We can also find this normative analysis among libertarians. Blaming terrorism on blowback for foreign intervention.

Arnold was claiming that many libertarians are finding government intervention in other countries’ affairs to be one of the main factors in the terrorism directed against people in the countries whose governments are intervening, and that they were finding it because that’s what they were looking for and were leaving out other plausible explanations.

Arnold replied here and I replied to him here.

Unfortunately, Arnold hasn’t yet given any other plausible explanations for terrorism, of which there may be many. I must say that I’m skeptical of the “they hate us for our freedom” explanations because there haven’t been many terrorist attacks on countries that are arguably freer, such as Switzerland.

So it was interesting to find Megan McArdle making the same point I made–namely that government intervention is a major factor in home-grown terrorist attacks on Americans–and not only doing so, but doing it so matter-of-factly.

In a June 30 article debunking the idea that right-wing terrorism is an important phenomenon in the United States, McArdle writes:

The other thing to ask is how we’re defining a terror event and classifying the motivation.

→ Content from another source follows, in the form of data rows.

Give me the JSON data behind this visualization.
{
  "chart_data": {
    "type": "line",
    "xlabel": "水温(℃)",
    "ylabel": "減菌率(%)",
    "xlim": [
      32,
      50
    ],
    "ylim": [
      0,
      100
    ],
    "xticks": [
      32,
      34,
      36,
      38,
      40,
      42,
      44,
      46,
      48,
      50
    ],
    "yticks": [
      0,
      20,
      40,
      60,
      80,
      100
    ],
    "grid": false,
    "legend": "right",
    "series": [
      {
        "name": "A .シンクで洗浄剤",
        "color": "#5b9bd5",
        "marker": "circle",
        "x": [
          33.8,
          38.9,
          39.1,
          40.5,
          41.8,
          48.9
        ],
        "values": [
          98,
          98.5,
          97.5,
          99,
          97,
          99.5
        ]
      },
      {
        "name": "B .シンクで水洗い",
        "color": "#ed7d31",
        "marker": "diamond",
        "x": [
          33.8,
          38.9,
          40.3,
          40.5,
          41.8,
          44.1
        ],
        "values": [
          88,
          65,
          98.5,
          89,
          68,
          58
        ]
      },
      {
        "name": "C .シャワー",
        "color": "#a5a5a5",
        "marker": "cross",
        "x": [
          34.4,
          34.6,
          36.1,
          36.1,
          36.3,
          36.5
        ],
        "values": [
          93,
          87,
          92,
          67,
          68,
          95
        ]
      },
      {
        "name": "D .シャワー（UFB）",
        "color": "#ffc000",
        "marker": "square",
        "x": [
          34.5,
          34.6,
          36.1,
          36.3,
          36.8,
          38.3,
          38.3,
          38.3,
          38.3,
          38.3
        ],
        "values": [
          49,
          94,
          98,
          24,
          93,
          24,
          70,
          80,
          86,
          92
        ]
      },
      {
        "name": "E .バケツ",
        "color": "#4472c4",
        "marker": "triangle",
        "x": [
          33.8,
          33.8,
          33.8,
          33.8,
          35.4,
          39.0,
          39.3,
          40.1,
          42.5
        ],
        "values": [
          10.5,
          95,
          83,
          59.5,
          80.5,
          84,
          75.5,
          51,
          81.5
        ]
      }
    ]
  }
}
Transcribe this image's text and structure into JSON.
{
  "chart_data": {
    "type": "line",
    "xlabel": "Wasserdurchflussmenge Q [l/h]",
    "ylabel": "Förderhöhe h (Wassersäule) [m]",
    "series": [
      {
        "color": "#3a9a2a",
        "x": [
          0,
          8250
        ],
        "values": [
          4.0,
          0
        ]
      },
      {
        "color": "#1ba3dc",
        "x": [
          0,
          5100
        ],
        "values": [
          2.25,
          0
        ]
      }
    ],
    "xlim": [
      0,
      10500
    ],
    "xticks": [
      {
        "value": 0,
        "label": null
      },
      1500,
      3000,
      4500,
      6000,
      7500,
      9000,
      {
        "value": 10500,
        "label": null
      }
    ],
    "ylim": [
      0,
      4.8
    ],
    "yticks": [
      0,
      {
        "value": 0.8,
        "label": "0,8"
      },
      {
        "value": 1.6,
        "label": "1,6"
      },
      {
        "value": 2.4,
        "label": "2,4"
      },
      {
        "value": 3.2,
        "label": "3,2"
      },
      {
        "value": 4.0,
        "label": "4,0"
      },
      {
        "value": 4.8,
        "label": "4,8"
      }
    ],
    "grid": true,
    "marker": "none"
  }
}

I took a little stroll through the underlying data, and on the “jihadist violence” side, the definition is pretty clear: with the exception of one case in which a Muslim who seemed fond of jihadist propaganda beheaded a coworker for reasons that are not entirely clear, the rest of the attacks involved someone with an ideological commitment to radical Islam trying to kill a bunch of people in a way that made it clear that this was about U.S. foreign policy in the Middle East.